Bu bir Özgür Aras projesi, menajerim zaten, biliyorsunuz. Nefis bir şey düşünmüş. Benim de hep aklımda vardı. Hepimiz çocukluğumuzdan beri Sezen Aksu’ya hayran değil miyiz? Daha önceki albümlerimde de seslendirdim şarkılarını. Benim kariyer yolculuğuma ilk çıkış şarkım da bir Sezen Aksu şarkısı olan ‘Ahmet’ şarkısıydı. O yüzden yeri apayrıdır.

ASLINDA UTANGAÇ BİR KADINIM

Siz hep beste yapıyor muydunuz?

Yapıyordum ama ilk yılarda “Ben beste yapıyorum” demeye utanıyordum. Ben çok utangaç bir kadınım aslında, bakmayın yani…

Şaka mı yapıyorsunuz? Sahnede olan bir insan nasıl utangaç olabilir?

O ilk an var ya hani… “İşte karşınızda Deniz Seki” dedikleri an, yerin dibine girmek istiyorum. O kadar utangacım. Ama o fasıl geçip sahneye çıktığımda her şey bitiyor. Bambaşka bir kadın çıkıyor içimden.

Kendinizle ilgili hala keşfedemediğiniz, ya da yeni yeni öğrendiğini şeyler var mı?

Ben öğreneceğimi öğrendim Oya yaaa! Kendimle ilgili, hayatla ilgili… Bu hayat bana öğretti. 10 yıl ara verdim. Dile kolay. Bunun 4,5 yılı Maldivler’de geçti. Ne diyeyim!

Öyle bir şansınız olsa o dönemi silmek ister miydiniz hayatınızdan?

Hayır. Hepsi benim hayat hikayem. İyi, kötü yaşadığım her şey bana ait. Beni ben yapan şeyler. Keşke kelimesini sevmeyen kadınlardan biriyim. İlginç ama böyleyim. Öyle olmasam sahneye çıkamazdım ki bir daha. Çıkıp da insanları eğlendirebilir miyim? Bir sürü sorunum var. Anneciğim rahatsız. Bunlarla baş edebilir miydim!

Nasıl sağladınız bunu?

Şu telefonum çalıyor, ekranda “Annem” yazıyor ya… Benim için en büyük nimet. Yalnız olmadığımı hissediyorum ve şükrediyorum. Şükretmeyi öğrendim. Eskiden çok sabırsız bir kadındım. Bunu da Maldivler öğretti bana. Şimdi tek istediğim o dönemin filmini yapmak. Beş yıl sonra bu hayalimi mutlaka gerçekleştireceğim. Senaryosunu da Hande Altaylı yazsın istiyorum.

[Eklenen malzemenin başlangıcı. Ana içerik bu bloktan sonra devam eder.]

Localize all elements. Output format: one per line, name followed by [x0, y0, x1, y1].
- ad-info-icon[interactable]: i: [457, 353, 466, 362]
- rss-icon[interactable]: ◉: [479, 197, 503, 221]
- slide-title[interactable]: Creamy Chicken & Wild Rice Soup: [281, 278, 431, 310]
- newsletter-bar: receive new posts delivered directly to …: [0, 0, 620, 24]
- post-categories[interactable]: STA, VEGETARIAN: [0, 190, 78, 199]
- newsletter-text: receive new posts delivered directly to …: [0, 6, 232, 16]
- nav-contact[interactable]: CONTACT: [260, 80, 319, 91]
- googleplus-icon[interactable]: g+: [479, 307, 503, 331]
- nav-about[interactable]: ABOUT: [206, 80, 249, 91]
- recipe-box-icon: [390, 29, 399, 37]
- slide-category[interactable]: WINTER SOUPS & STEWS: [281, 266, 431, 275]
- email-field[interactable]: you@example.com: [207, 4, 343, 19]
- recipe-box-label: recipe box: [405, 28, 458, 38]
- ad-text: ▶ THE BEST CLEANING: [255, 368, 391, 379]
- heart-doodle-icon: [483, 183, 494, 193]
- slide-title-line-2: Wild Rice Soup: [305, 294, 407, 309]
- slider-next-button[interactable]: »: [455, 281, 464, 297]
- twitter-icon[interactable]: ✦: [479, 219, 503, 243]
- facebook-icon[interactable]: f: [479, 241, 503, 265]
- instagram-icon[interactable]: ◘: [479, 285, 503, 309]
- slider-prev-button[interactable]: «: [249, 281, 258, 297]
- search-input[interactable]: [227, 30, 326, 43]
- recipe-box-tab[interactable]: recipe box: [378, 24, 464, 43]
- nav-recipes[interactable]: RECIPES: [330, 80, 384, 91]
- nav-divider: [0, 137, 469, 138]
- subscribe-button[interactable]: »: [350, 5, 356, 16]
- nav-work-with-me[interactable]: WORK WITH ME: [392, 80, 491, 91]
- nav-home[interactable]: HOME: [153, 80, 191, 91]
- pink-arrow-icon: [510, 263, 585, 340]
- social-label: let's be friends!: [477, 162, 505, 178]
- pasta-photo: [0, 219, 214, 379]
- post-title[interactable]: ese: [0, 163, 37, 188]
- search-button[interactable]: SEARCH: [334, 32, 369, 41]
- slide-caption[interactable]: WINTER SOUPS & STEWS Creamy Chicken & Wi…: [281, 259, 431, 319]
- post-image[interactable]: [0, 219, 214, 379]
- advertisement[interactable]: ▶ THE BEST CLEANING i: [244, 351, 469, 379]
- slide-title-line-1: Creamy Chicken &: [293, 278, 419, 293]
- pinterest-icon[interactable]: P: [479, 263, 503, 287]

Bugün ayna karşısında gördüğünüz kadına karşı hissettiğiniz en baskın duygu ne?

“Ne güçlü kadınsın kardeşim! Ne güçlü kadınmışsın be arkadaş!” diyorum. Bunu öğrendim geçen zaman içinde.

BAŞIMA NE GELDİYSE KENDİ APTALLIKLARIMDAN

YANLIŞ SEÇİMLERİMDEN GELDİ

Hiç kendinize acıdığınız bir dönem oldu mu?

Hayır, hiç hem de. Herkes kendi hayatından sorumlu. Ben ne yaptıysam, başıma ne geldiyse kendi aptallıklarımdan, yaptığım yanlış seçimlerden geldi. Kimseyi suçlamıyorum.

Kendinize fazla yüklenmiyor musunuz?

Hayatım, hayat böyle bir şey. Bende mantık yok. Benim EQ’um (duygusal zeka) yüksek. Kalbi hiç kirlenmeyen bir kadınım. Kalbimi hiç karartmadım. Kimseyi de suçlamıyorum. Ne yaşadıysam ben müsaade ettim.

İyi de kimler ne hatalar yapıyor. Kim sizin kadar ağır bedel ödedi?

Ne yapayım Oya! Bu da benim imtihanımmış. Öyle kabul etmek zorundayım. Öbür türlü öfke bilenirim. Ben de öfkeyle yaşayamam. Öfkeyle yaşayan insanların sonunu görüyoruz.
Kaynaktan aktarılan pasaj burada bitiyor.